Warning that the fog of war must never again be composed of poison gas, United Nations secretary-general Ban Ki-moon has appealed to the 188 states who are parties to the UN-backed treaty outlawing chemical weapons to do all in their power to bring on board the eight nations that still have not signed on.
The eight still outside the Chemical Weapons Convention (CWC) are Angola, the Democratic People’s Republic of Korea, Egypt, Israel, Myanmar, Somalia, South Sudan and Syria and Ban has repeatedly urged them to join.
“I urge all of you who are in a position to do so to show political leadership and encourage these countries to join the Convention,” he told the Third Review Conference of the States Parties to the Chemical Weapons Convention in The Hague this week.
“Let me reiterate my conviction: As long as chemical weapons exist, so, too, does the risk of their use – by accident or design. There are no right hands for the wrong weapons.
“Nothing can justify the possession of this heinous category of weapons of mass destruction. Nothing,” he said, noting that 80% of declared chemical weapons stockpiles have already been destroyed thanks to CWC. He voiced the hope that the 100% target will be reached by the next review conference in five years.
The secretary-general’s words gained added urgency following allegations of chemical weapons use in the Syrian conflict and he announced arrangements are now ready for an advance UN-team to investigate these allegations in the Middle Eastern country. Reports indicate more than 70 000 people have been killed and a further three million displaced since the uprising against President Bashir al-Assad began in March 2011.

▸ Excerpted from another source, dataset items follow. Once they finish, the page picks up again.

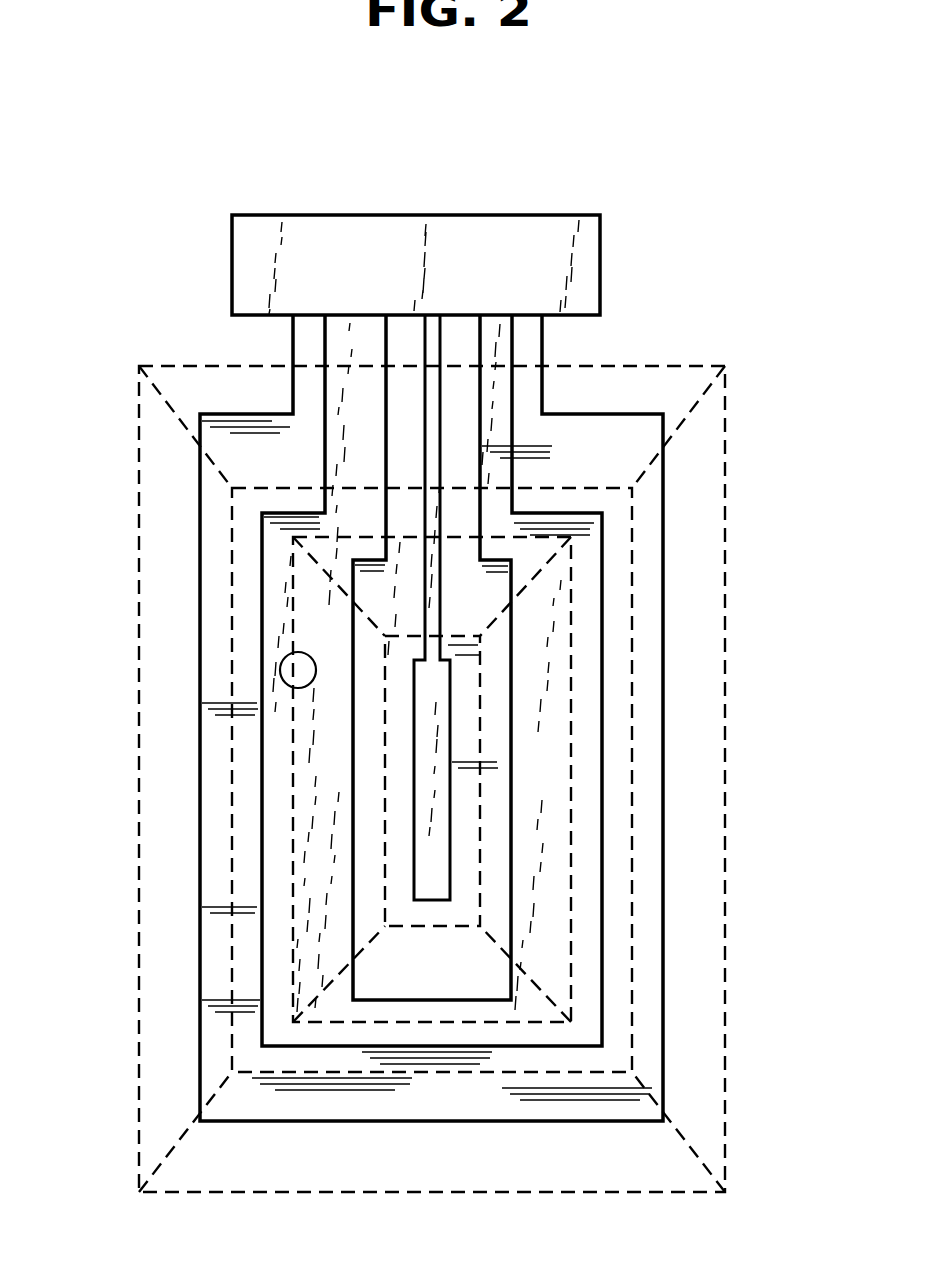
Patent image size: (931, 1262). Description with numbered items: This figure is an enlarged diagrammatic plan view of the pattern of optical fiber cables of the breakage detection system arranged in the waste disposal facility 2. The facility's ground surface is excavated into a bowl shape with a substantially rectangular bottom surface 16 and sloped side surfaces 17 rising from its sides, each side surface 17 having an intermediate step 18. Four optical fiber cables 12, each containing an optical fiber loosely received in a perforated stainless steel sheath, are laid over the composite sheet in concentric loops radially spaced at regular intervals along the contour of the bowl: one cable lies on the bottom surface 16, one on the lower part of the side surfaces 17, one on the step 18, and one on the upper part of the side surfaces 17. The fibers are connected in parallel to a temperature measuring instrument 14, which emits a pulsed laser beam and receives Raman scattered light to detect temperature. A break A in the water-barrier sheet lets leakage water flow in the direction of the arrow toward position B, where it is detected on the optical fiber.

The waste disposal facility 2 is at (652, 341).
The optical fiber cables 12 is at (258, 735).
The temperature measuring instrument 14 is at (452, 245).
The bottom surface 16 is at (463, 763).
The side surfaces 17 is at (698, 678).
The intermediate step 18 is at (618, 825).
The break A is at (299, 654).
The position B is at (322, 670).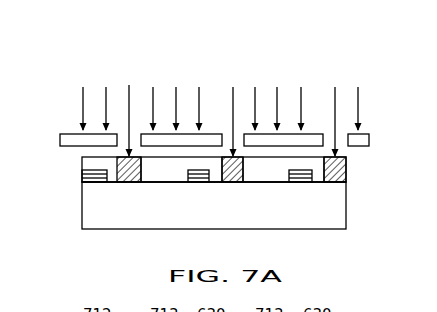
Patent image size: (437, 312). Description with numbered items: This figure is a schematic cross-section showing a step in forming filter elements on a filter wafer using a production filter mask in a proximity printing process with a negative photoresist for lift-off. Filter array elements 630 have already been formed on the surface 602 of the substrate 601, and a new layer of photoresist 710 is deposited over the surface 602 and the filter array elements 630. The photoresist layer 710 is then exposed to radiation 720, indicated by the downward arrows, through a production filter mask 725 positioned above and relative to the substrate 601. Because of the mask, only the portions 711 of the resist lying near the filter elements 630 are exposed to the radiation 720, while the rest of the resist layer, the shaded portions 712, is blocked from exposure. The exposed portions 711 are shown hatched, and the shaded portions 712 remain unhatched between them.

The substrate 601 is at (226, 221).
The surface 602 is at (132, 182).
The filter array elements 630 is at (82, 176).
The photoresist layer 710 is at (347, 170).
The exposed portions of resist 711 is at (128, 156).
The shaded portions of resist 712 is at (163, 170).
The radiation 720 is at (337, 101).
The production filter mask 725 is at (363, 137).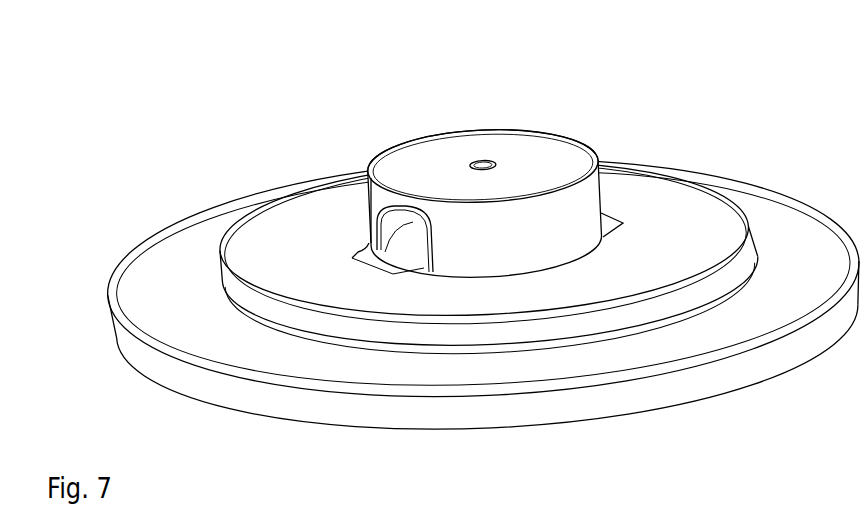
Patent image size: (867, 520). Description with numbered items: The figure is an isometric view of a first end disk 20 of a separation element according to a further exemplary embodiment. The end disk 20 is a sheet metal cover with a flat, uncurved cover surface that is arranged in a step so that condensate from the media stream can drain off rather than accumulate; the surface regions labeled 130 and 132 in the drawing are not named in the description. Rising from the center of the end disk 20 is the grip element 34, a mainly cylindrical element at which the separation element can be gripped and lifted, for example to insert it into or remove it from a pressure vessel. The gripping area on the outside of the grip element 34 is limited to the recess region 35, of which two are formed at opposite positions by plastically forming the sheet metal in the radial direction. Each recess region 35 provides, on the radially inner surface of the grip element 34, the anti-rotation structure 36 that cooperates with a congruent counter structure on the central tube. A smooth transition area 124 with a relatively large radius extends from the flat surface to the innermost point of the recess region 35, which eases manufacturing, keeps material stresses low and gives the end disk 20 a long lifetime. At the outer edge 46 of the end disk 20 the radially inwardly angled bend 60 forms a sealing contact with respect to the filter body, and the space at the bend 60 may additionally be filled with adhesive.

The first end disk 20 is at (704, 102).
The grip element 34 is at (368, 158).
The recess region 35 is at (369, 216).
The anti-rotation structure 36 is at (420, 222).
The transition area 124 is at (363, 248).
The outer top surface of disc 130 is at (167, 252).
The raised platform 132 is at (649, 194).
The outer edge 46 is at (112, 305).
The radially inwardly angled bend 60 is at (124, 347).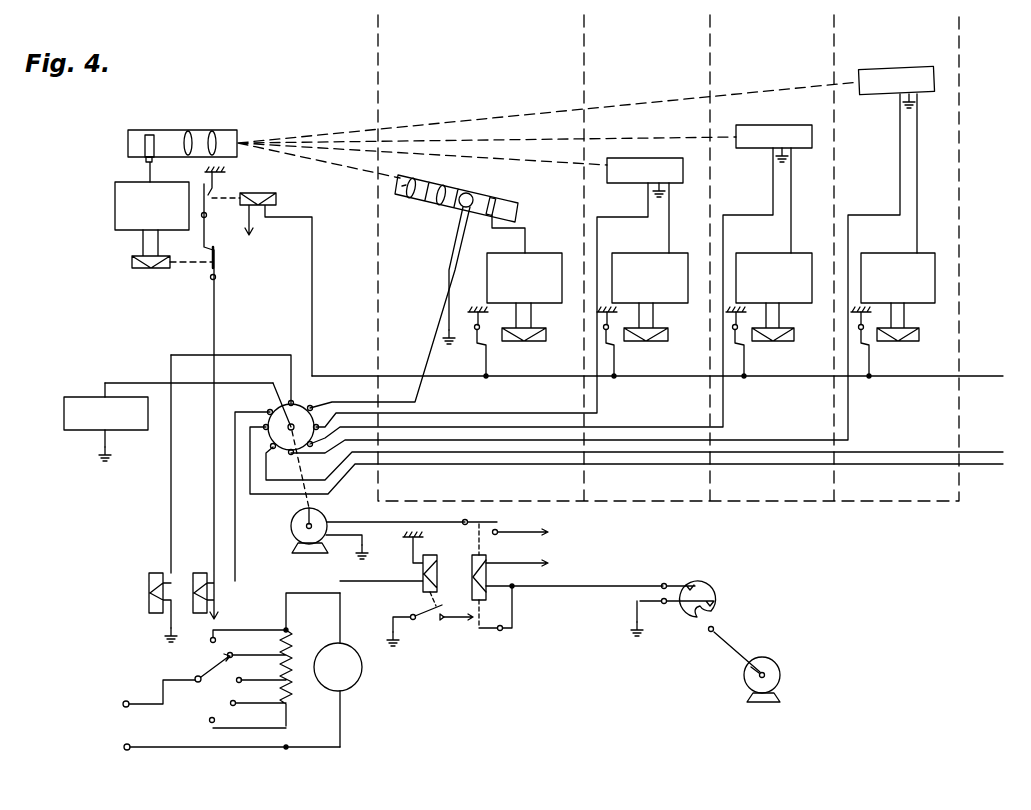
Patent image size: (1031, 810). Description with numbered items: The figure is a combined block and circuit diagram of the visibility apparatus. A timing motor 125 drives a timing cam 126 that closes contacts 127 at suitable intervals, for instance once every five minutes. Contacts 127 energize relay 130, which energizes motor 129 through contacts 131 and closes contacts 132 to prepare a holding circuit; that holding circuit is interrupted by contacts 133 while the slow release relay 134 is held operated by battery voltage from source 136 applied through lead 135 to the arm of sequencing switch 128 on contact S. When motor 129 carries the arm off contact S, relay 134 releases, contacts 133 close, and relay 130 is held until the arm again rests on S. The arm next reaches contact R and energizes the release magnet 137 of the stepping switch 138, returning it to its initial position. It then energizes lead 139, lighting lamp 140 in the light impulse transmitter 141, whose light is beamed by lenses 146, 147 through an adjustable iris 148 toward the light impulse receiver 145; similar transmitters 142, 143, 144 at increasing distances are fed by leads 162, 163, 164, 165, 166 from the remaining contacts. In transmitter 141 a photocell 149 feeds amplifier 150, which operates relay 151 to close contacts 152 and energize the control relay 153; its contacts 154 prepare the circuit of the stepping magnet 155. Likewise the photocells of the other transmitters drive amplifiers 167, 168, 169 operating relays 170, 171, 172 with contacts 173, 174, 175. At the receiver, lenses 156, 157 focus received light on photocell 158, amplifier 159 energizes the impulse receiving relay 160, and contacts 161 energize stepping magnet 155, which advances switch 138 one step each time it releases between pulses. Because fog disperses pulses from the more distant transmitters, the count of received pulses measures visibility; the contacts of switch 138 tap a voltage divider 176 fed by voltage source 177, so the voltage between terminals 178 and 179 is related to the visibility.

The timing motor 125 is at (775, 665).
The timing cam 126 is at (730, 625).
The contacts 127 is at (697, 594).
The sequencing switch 128 is at (294, 421).
The motor 129 is at (328, 516).
The relay 130 is at (487, 560).
The contacts 131 is at (500, 528).
The contacts 132 is at (470, 622).
The contacts 133 is at (424, 624).
The slow release relay 134 is at (437, 557).
The lead 135 is at (258, 381).
The source 136 is at (133, 430).
The release magnet 137 is at (152, 573).
The stepping switch 138 is at (210, 667).
The lead 139 is at (397, 402).
The lamp 140 is at (461, 205).
The light impulse transmitter 141 is at (518, 212).
The light transmitter 142 is at (646, 160).
The light transmitter 143 is at (770, 125).
The light transmitter 144 is at (890, 68).
The light impulse receiver 145 is at (163, 130).
The lens 146 is at (443, 187).
The lens 147 is at (408, 181).
The adjustable iris 148 is at (412, 199).
The photocell 149 is at (493, 200).
The amplifier 150 is at (532, 253).
The relay 151 is at (523, 341).
The contacts 152 is at (484, 345).
The control relay 153 is at (256, 189).
The contacts 154 is at (204, 188).
The stepping magnet 155 is at (200, 573).
The lens 156 is at (220, 126).
The lens 157 is at (189, 126).
The photocell 158 is at (145, 134).
The amplifier 159 is at (115, 193).
The impulse receiving relay 160 is at (132, 261).
The contacts 161 is at (213, 256).
The lead 162 is at (490, 414).
The lead 163 is at (662, 428).
The lead 164 is at (797, 440).
The lead 165 is at (907, 446).
The lead 166 is at (884, 465).
The amplifier 167 is at (644, 253).
The amplifier 168 is at (765, 249).
The amplifier 169 is at (904, 253).
The relay 170 is at (660, 341).
The relay 171 is at (783, 341).
The relay 172 is at (910, 341).
The contacts 173 is at (614, 346).
The contacts 174 is at (743, 346).
The contacts 175 is at (869, 346).
The voltage divider 176 is at (287, 643).
The voltage source 177 is at (345, 644).
The terminal 178 is at (126, 700).
The terminal 179 is at (127, 743).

“We know that until the last stockpiles have been destroyed – and until the Convention is binding worldwide – the threat posed by chemical weapons will remain. Look no further than today’s headlines,” he said.
Ban also noted the probe of allegations in Syria would be the first into the use of weapons of mass destruction in the 21st century.
He called on the Parties to focus on three issues: to build on CWC’s achievements so it remains an effective bulwark against re-emergence and proliferation of chemical weapons, including to terrorists; to forge a stronger partnership with the chemical industry to address safety and security issues; and to make full use of the treaty’s monitoring and verification mechanism.
“With that expertise, your organisation can play a constructive role in the process of establishing a Middle East zone free of nuclear weapons and all other weapons of mass destruction,” he said, referring to the Organisation for the Prohibition of Chemical Weapons, the implementing body of CWC, which came into force in 1997.
“Let me take this opportunity to express my sincere hope that important conference convenes without further delay.”
An international conference on setting up a nuclear-weapon-free zone in the Middle East, initially planned for December 2012 in Helsinki, Finland, was postponed last year at the request of the US, Russia and United Kingdom – the three depositary States of the Nuclear Non-Proliferation Treaty – which felt conditions were not being met for such a conference.